One of the first cemetery wreaths that I made in my basement floral business during high school was taken to Alice’s grave. The wreath and centerpiece enterprise gave me enough money to buy clothes. It was tedious work that involved soaking moss in tubs of water, squeezing it out, packing it in the wreath ring, wrapping and tying florist paper around it, and then decorating it with ribbons, cones, and berries.
It was a lot of work for something that sold for $2. I am sure I missed a lot of high school parties because of my wreath business. But mother was always with me down in that dreary basement as the wreaths were turned out. During the war when I was making wreaths for the graves of returned veterans she suggested — insisted? — that I paint the pine cones red, white, and blue.
Being an only child raised by a single mother long before divorce was common was a lifestyle far different from that of my school friends with both parents and brothers and sisters. But, with a houseful of tenants, we were never lonely and I never felt deprived. For income mother rented rooms and small apartments to a rare and wonderful cross-section of people who were my friends whether they stayed a week or for several months.
Many choice “back home” memories were at the same oak drop leaf kitchen table I eat on every day.
Even though there were daily work lists, she insisted that we eat supper together. She used her teaching skills to conduct spelling bees and homework help. She also taught me shorthand in case I became a reporter. Often our meal was meat and vegetables that had been cooking all day in kettles on top of soapstones in a galvanized chest. It was the original slow cooker.

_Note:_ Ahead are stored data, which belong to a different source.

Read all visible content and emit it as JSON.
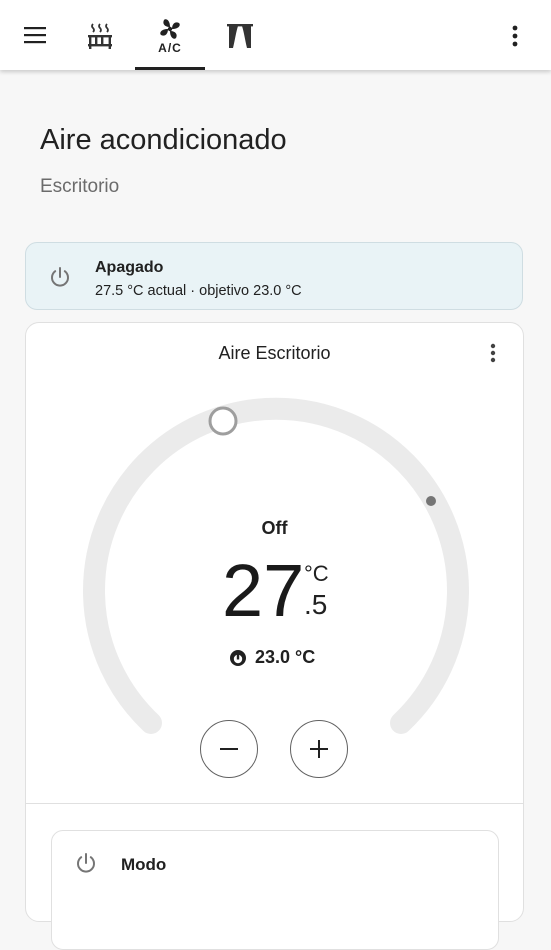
{
  "colors": {
    "accent": "#212121",
    "status_bg": "#e9f3f6",
    "dial_track": "#ebebeb",
    "card_bg": "#ffffff"
  },
  "topbar": {
    "menu_icon": "menu-icon",
    "tabs": [
      {
        "icon": "radiator-icon",
        "active": false
      },
      {
        "icon": "air-conditioner-icon",
        "text": "A/C",
        "active": true
      },
      {
        "icon": "curtains-icon",
        "active": false
      }
    ],
    "overflow_icon": "dots-vertical-icon"
  },
  "page": {
    "title": "Aire acondicionado",
    "subtitle": "Escritorio"
  },
  "status": {
    "icon": "power-icon",
    "title": "Apagado",
    "detail": "27.5 °C actual · objetivo 23.0 °C"
  },
  "thermostat": {
    "name": "Aire Escritorio",
    "hvac_state": "Off",
    "current_int": "27",
    "current_dec": ".5",
    "unit": "°C",
    "target": "23.0 °C",
    "target_icon": "thermostat-target-icon"
  },
  "controls": {
    "minus_icon": "minus-icon",
    "plus_icon": "plus-icon"
  },
  "mode": {
    "icon": "power-icon",
    "label": "Modo"
  }
}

A month after I came to Toledo to work for The Blade, mother came to see me in the small hotel on Erie Street where I had a room. I was ready for the visit. My bags were packed and I told her I wanted to go home. I couldn’t do the work and I was homesick.
Her response was an emphatic “No, Mary. You’ll be all right. Give it time.” I always did what mother said.
Mary Alice Powell is a retired Blade food editor.